Lebih lanjut Ida Bagus Tri menjelaskan bahwa Ogoh-ogoh yang dibuat tahun ini mengangkat filosofi tiga api dalam diri manusia, yaitu api pengetahuan, api penciptaan, dan api peleburan. Konsep ini diambil dari ajaran tantra yang mengajarkan bagaimana manusia dapat mengendalikan api ketiga tersebut, apakah akan digunakan untuk menciptakan kebaikan atau justru menghancurkan.
“Salah satu tantangan terbesar yang kami hadapi adalah partisipasi pemuda dalam pembuatan Ogoh-ogoh,” ungkap Ida Bagus Tri.

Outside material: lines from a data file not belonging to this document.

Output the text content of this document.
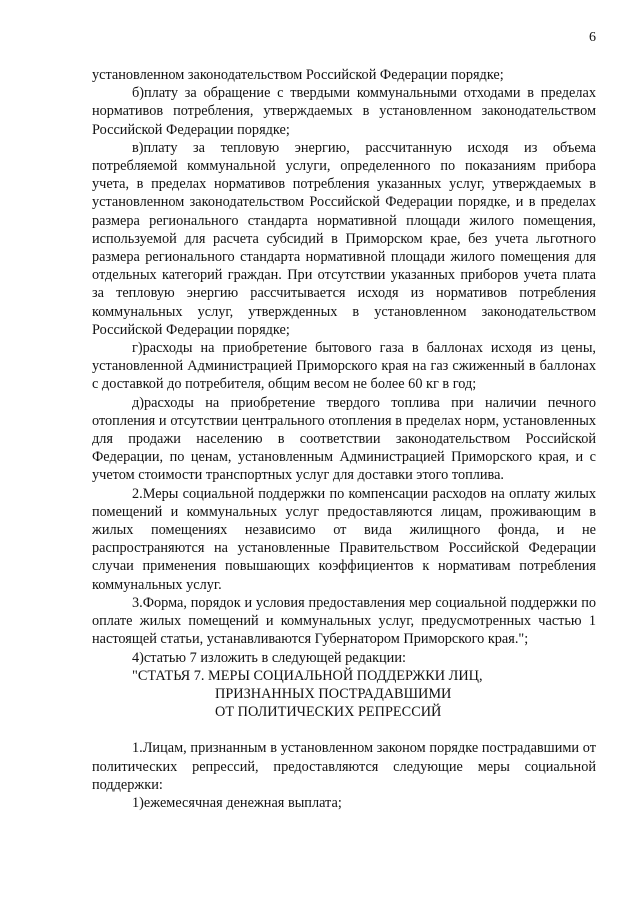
6

установленном законодательством Российской Федерации порядке;

б)плату за обращение с твердыми коммунальными отходами в пределах нормативов потребления, утверждаемых в установленном законодательством Российской Федерации порядке;

в)плату за тепловую энергию, рассчитанную исходя из объема потребляемой коммунальной услуги, определенного по показаниям прибора учета, в пределах нормативов потребления указанных услуг, утверждаемых в установленном законодательством Российской Федерации порядке, и в пределах размера регионального стандарта нормативной площади жилого помещения, используемой для расчета субсидий в Приморском крае, без учета льготного размера регионального стандарта нормативной площади жилого помещения для отдельных категорий граждан. При отсутствии указанных приборов учета плата за тепловую энергию рассчитывается исходя из нормативов потребления коммунальных услуг, утвержденных в установленном законодательством Российской Федерации порядке;

г)расходы на приобретение бытового газа в баллонах исходя из цены, установленной Администрацией Приморского края на газ сжиженный в баллонах с доставкой до потребителя, общим весом не более 60 кг в год;

д)расходы на приобретение твердого топлива при наличии печного отопления и отсутствии центрального отопления в пределах норм, установленных для продажи населению в соответствии законодательством Российской Федерации, по ценам, установленным Администрацией Приморского края, и с учетом стоимости транспортных услуг для доставки этого топлива.

2.Меры социальной поддержки по компенсации расходов на оплату жилых помещений и коммунальных услуг предоставляются лицам, проживающим в жилых помещениях независимо от вида жилищного фонда, и не распространяются на установленные Правительством Российской Федерации случаи применения повышающих коэффициентов к нормативам потребления коммунальных услуг.

3.Форма, порядок и условия предоставления мер социальной поддержки по оплате жилых помещений и коммунальных услуг, предусмотренных частью 1 настоящей статьи, устанавливаются Губернатором Приморского края.";

4)статью 7 изложить в следующей редакции:

"СТАТЬЯ 7. МЕРЫ СОЦИАЛЬНОЙ ПОДДЕРЖКИ ЛИЦ,
ПРИЗНАННЫХ ПОСТРАДАВШИМИ
ОТ ПОЛИТИЧЕСКИХ РЕПРЕССИЙ

1.Лицам, признанным в установленном законом порядке пострадавшими от политических репрессий, предоставляются следующие меры социальной поддержки:

1)ежемесячная денежная выплата;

Namun, kami tetap optimis bahwa pawai Ogoh-ogoh tahun ini akan berjalan lancar dan tetap mempertahankan esensi tradisi.
Dengan semangat gotong royong, para seniman dan pemuda di Banjar Abian Kapas Kelod siap mempersembahkan Ogoh-ogoh yang istimewa untuk memeriahkan perayaan Nyepi. Hari Raya Nyepi akan jatuh pada hari Sabtu, 29 Maret 2025, dan dipastikan akan menjadi momen yang penuh makna dan keindahan.